The building’s heritage-listed status meant no structural work was permitted, so all the original mouldings, cornices, architraves and roses were left untouched, save for a coating of light grey paint. The monochromatic scheme creates a sense of subtlety, with the traditional decorative elements revealing themselves on closer inspection. ‘The palette acts as a canvas so that it doesn’t compete with the Chinese furnishings we’ve introduced into the space,’ Chu explains. ‘Ultimately, the challenge was how to successfully incorporate this contrasting design language to create a cohesive interior. It was about achieving the right balance between East and West.’

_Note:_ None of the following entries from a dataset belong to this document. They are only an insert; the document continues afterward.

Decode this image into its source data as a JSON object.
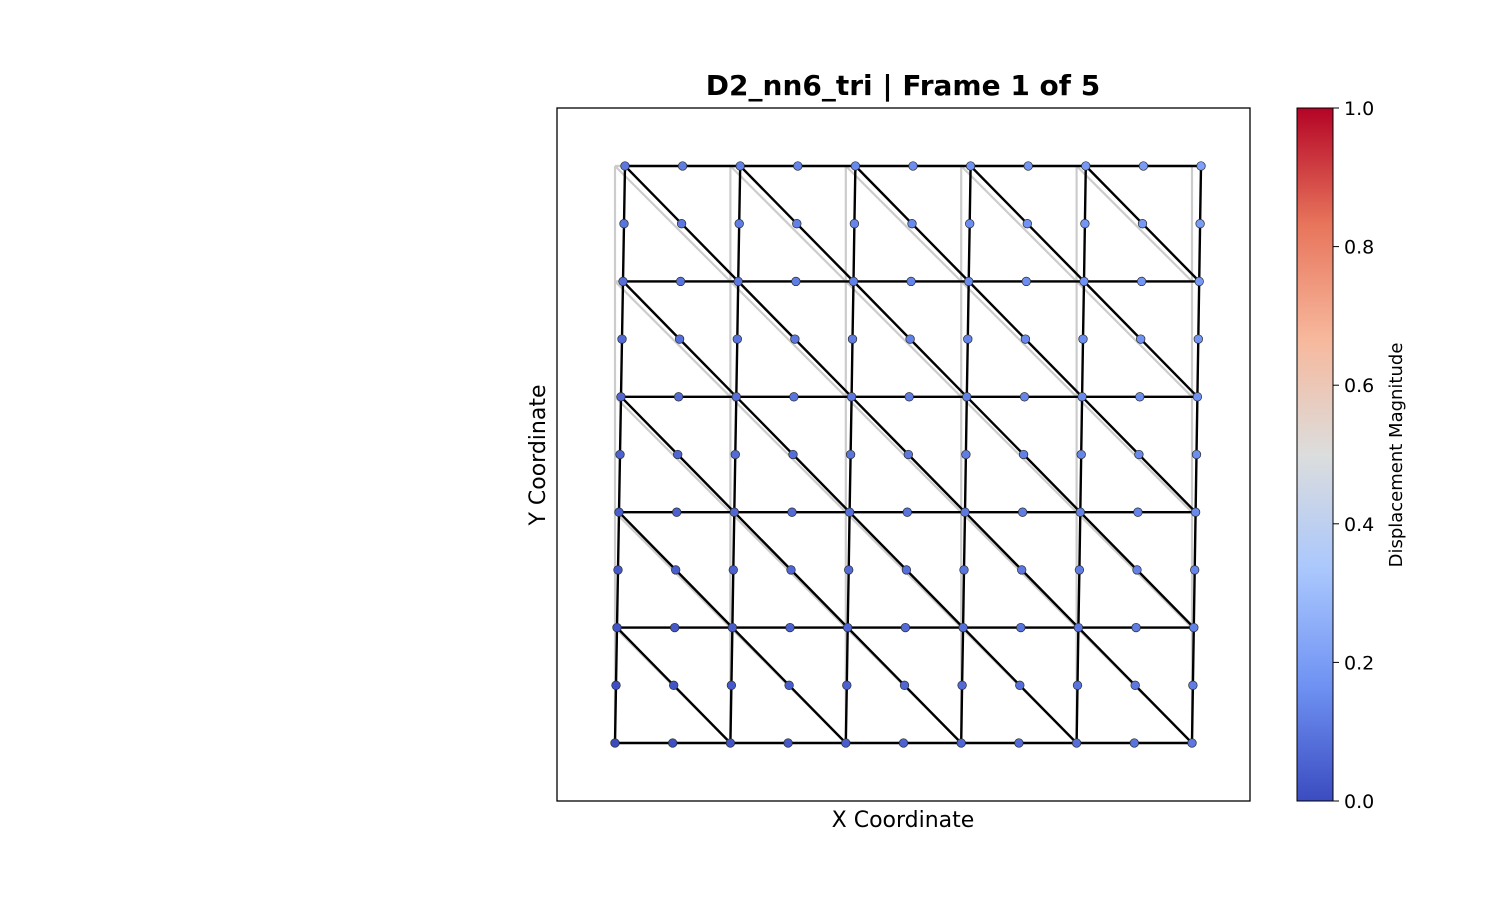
{
  "chart_data": {
    "type": "scatter",
    "title": "D2_nn6_tri  |  Frame 1 of 5",
    "xlabel": "X Coordinate",
    "ylabel": "Y Coordinate",
    "mesh": {
      "element_type": "6-node triangle",
      "elements_x": 5,
      "elements_y": 5,
      "nodes_per_side": 11,
      "reference_grid_color": "#cccccc",
      "deformed_edge_color": "#000000"
    },
    "displacement": {
      "description": "nodal displacement magnitude, increasing linearly in both x and y",
      "min_at_bottom_left": 0.0,
      "max_at_top_right": 0.21
    },
    "colorbar": {
      "label": "Displacement Magnitude",
      "colormap": "coolwarm",
      "range": [
        0.0,
        1.0
      ],
      "ticks": [
        "0.0",
        "0.2",
        "0.4",
        "0.6",
        "0.8",
        "1.0"
      ],
      "stops": [
        "#3b4cc0",
        "#6f92f3",
        "#aac7fd",
        "#dcdddd",
        "#f7b89c",
        "#e7745b",
        "#b40426"
      ]
    },
    "grid": false,
    "legend": "none"
  }
}
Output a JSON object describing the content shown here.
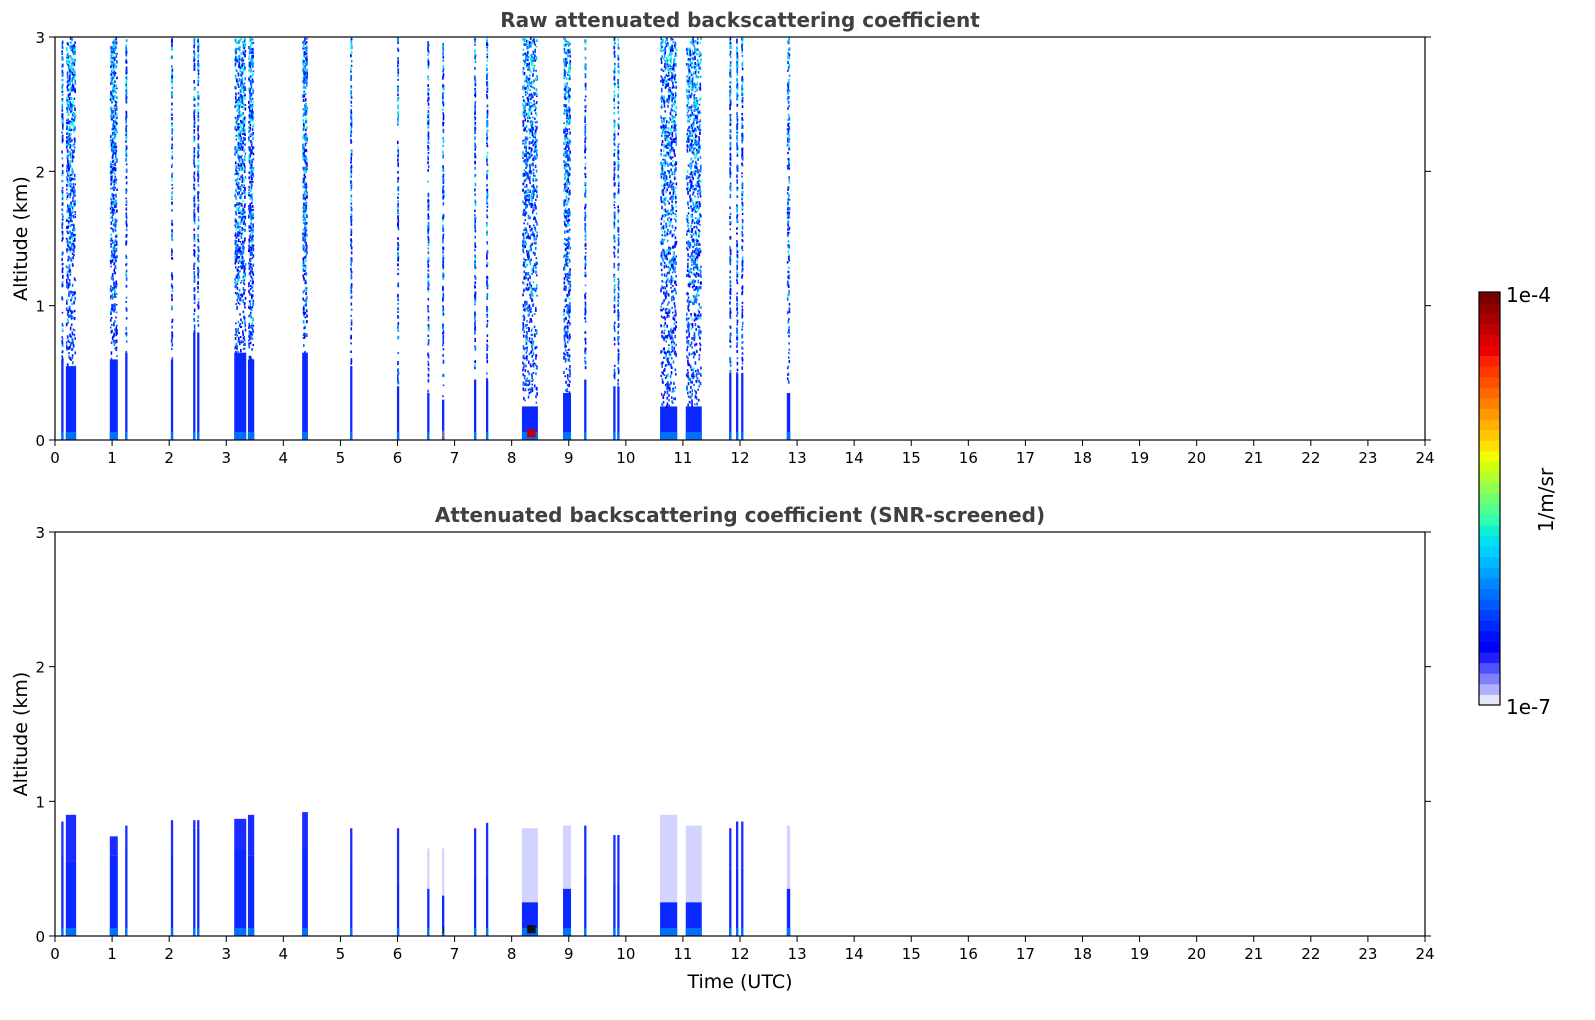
{
  "chart_data": [
    {
      "type": "heatmap",
      "title": "Raw attenuated backscattering coefficient",
      "xlabel": "",
      "ylabel": "Altitude (km)",
      "xlim": [
        0,
        24
      ],
      "ylim": [
        0,
        3
      ],
      "xticks": [
        "0",
        "1",
        "2",
        "3",
        "4",
        "5",
        "6",
        "7",
        "8",
        "9",
        "10",
        "11",
        "12",
        "13",
        "14",
        "15",
        "16",
        "17",
        "18",
        "19",
        "20",
        "21",
        "22",
        "23",
        "24"
      ],
      "yticks": [
        "0",
        "1",
        "2",
        "3"
      ],
      "mode": "raw"
    },
    {
      "type": "heatmap",
      "title": "Attenuated backscattering coefficient (SNR-screened)",
      "xlabel": "Time (UTC)",
      "ylabel": "Altitude (km)",
      "xlim": [
        0,
        24
      ],
      "ylim": [
        0,
        3
      ],
      "xticks": [
        "0",
        "1",
        "2",
        "3",
        "4",
        "5",
        "6",
        "7",
        "8",
        "9",
        "10",
        "11",
        "12",
        "13",
        "14",
        "15",
        "16",
        "17",
        "18",
        "19",
        "20",
        "21",
        "22",
        "23",
        "24"
      ],
      "yticks": [
        "0",
        "1",
        "2",
        "3"
      ],
      "mode": "snr"
    }
  ],
  "profiles": [
    {
      "t0": 0.11,
      "t1": 0.15,
      "dense_km": 0.6,
      "snr_top_km": 0.85,
      "noise": 0.6
    },
    {
      "t0": 0.19,
      "t1": 0.37,
      "dense_km": 0.55,
      "snr_top_km": 0.9,
      "noise": 1
    },
    {
      "t0": 0.96,
      "t1": 1.1,
      "dense_km": 0.6,
      "snr_top_km": 0.74,
      "noise": 1
    },
    {
      "t0": 1.23,
      "t1": 1.27,
      "dense_km": 0.65,
      "snr_top_km": 0.82,
      "noise": 0.6
    },
    {
      "t0": 2.03,
      "t1": 2.07,
      "dense_km": 0.6,
      "snr_top_km": 0.86,
      "noise": 0.5
    },
    {
      "t0": 2.42,
      "t1": 2.46,
      "dense_km": 0.8,
      "snr_top_km": 0.86,
      "noise": 0.6
    },
    {
      "t0": 2.49,
      "t1": 2.53,
      "dense_km": 0.8,
      "snr_top_km": 0.86,
      "noise": 0.6
    },
    {
      "t0": 3.14,
      "t1": 3.35,
      "dense_km": 0.65,
      "snr_top_km": 0.87,
      "noise": 1
    },
    {
      "t0": 3.38,
      "t1": 3.49,
      "dense_km": 0.6,
      "snr_top_km": 0.9,
      "noise": 1
    },
    {
      "t0": 4.33,
      "t1": 4.43,
      "dense_km": 0.65,
      "snr_top_km": 0.92,
      "noise": 1
    },
    {
      "t0": 5.17,
      "t1": 5.21,
      "dense_km": 0.55,
      "snr_top_km": 0.8,
      "noise": 0.6
    },
    {
      "t0": 5.99,
      "t1": 6.03,
      "dense_km": 0.4,
      "snr_top_km": 0.8,
      "noise": 0.6
    },
    {
      "t0": 6.52,
      "t1": 6.56,
      "dense_km": 0.35,
      "snr_top_km": 0.65,
      "noise": 0.7
    },
    {
      "t0": 6.78,
      "t1": 6.82,
      "dense_km": 0.3,
      "snr_top_km": 0.65,
      "noise": 0.7
    },
    {
      "t0": 7.34,
      "t1": 7.38,
      "dense_km": 0.45,
      "snr_top_km": 0.8,
      "noise": 0.6
    },
    {
      "t0": 7.55,
      "t1": 7.59,
      "dense_km": 0.45,
      "snr_top_km": 0.84,
      "noise": 0.6
    },
    {
      "t0": 8.18,
      "t1": 8.46,
      "dense_km": 0.25,
      "snr_top_km": 0.8,
      "noise": 1
    },
    {
      "t0": 8.9,
      "t1": 9.04,
      "dense_km": 0.35,
      "snr_top_km": 0.82,
      "noise": 1
    },
    {
      "t0": 9.27,
      "t1": 9.31,
      "dense_km": 0.45,
      "snr_top_km": 0.82,
      "noise": 0.6
    },
    {
      "t0": 9.78,
      "t1": 9.82,
      "dense_km": 0.4,
      "snr_top_km": 0.75,
      "noise": 0.6
    },
    {
      "t0": 9.85,
      "t1": 9.89,
      "dense_km": 0.4,
      "snr_top_km": 0.75,
      "noise": 0.6
    },
    {
      "t0": 10.6,
      "t1": 10.9,
      "dense_km": 0.25,
      "snr_top_km": 0.9,
      "noise": 1
    },
    {
      "t0": 11.05,
      "t1": 11.33,
      "dense_km": 0.25,
      "snr_top_km": 0.82,
      "noise": 1
    },
    {
      "t0": 11.81,
      "t1": 11.85,
      "dense_km": 0.5,
      "snr_top_km": 0.8,
      "noise": 0.7
    },
    {
      "t0": 11.93,
      "t1": 11.97,
      "dense_km": 0.5,
      "snr_top_km": 0.85,
      "noise": 0.7
    },
    {
      "t0": 12.02,
      "t1": 12.06,
      "dense_km": 0.5,
      "snr_top_km": 0.85,
      "noise": 0.7
    },
    {
      "t0": 12.82,
      "t1": 12.88,
      "dense_km": 0.35,
      "snr_top_km": 0.82,
      "noise": 0.6
    }
  ],
  "hotspots": [
    {
      "t0": 8.27,
      "t1": 8.42,
      "z0": 0.02,
      "z1": 0.08,
      "color": "#c00000"
    },
    {
      "t0": 6.79,
      "t1": 6.81,
      "z0": 0.02,
      "z1": 0.07,
      "color": "#ff6a00"
    }
  ],
  "colorbar": {
    "label": "1/m/sr",
    "max_label": "1e-4",
    "min_label": "1e-7",
    "colors": [
      "#e6e6fa",
      "#b0b0ff",
      "#8080ff",
      "#5050ff",
      "#2020ff",
      "#0000ff",
      "#0010ff",
      "#0028ff",
      "#0040ff",
      "#0058ff",
      "#0070ff",
      "#0088ff",
      "#00a0ff",
      "#00b8ff",
      "#00d0ff",
      "#00e0f0",
      "#10f0d0",
      "#30ffb0",
      "#50ff90",
      "#70ff70",
      "#90ff50",
      "#b0ff30",
      "#d0ff10",
      "#f0ff00",
      "#ffe000",
      "#ffc800",
      "#ffb000",
      "#ff9800",
      "#ff8000",
      "#ff6800",
      "#ff5000",
      "#ff3800",
      "#ff2000",
      "#f00000",
      "#d80000",
      "#c00000",
      "#a80000",
      "#900000",
      "#780000"
    ]
  }
}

Chu’s clients were inspired by the design characteristics of the Ming Dynasty era (1368– 1644), renowned for its emphasis on minimalist furnishings, clean lines and seamless joinery. Celebrated for its advanced construction and craft, the style was a break from the historically ornate period of regional design before it. ‘Now, in the twenty-first century, with everything restrained and simple, this aesthetic language is still relevant,’ says Chu, who referenced relatable stylistic cues such as slender furnishings, graceful silhouettes and straight-backed seating made from precious old elm in a deep, rich stain. The entirely bespoke fit-out features customised tables, chairs, cabinetry and shelves that are sharply geometric yet tempered by splices and gaps. Sisal carpeting was chosen both for its contemporary appearance and its rusticity. Overall, it’s strikingly simple yet executed in a highly sophisticated fashion.
Instead of maximising the space to reach full capacity, Chu cultivated a sense of privacy by gently dividing the dining zones using suspended matchstick blinds. ‘Making the blinds solid or opaque would’ve added a heaviness, so we made them translucent to avoid blocked-out segments,’ he says. ‘The partitions offer a sense of intimacy, but their sheerness encourages an easy flow and good circulation.’ At night, pendants glow between the slats, casting a peek-a-boo light from overhead. This atmosphere is one of tranquillity and calm.
‘When a restaurant is full, it often feels loud and busy,’ says Chu. ‘For Jishan Garden, the clients wanted a completely different experience, both from a culinary fusion perspective and a spatial, auditory sensibility.’ The owners regularly add to the acoustics with the expressive sounds of the pipa, an ancient pear-shaped Chinese string instrument, its sounds vibrating softly with the murmur of patrons.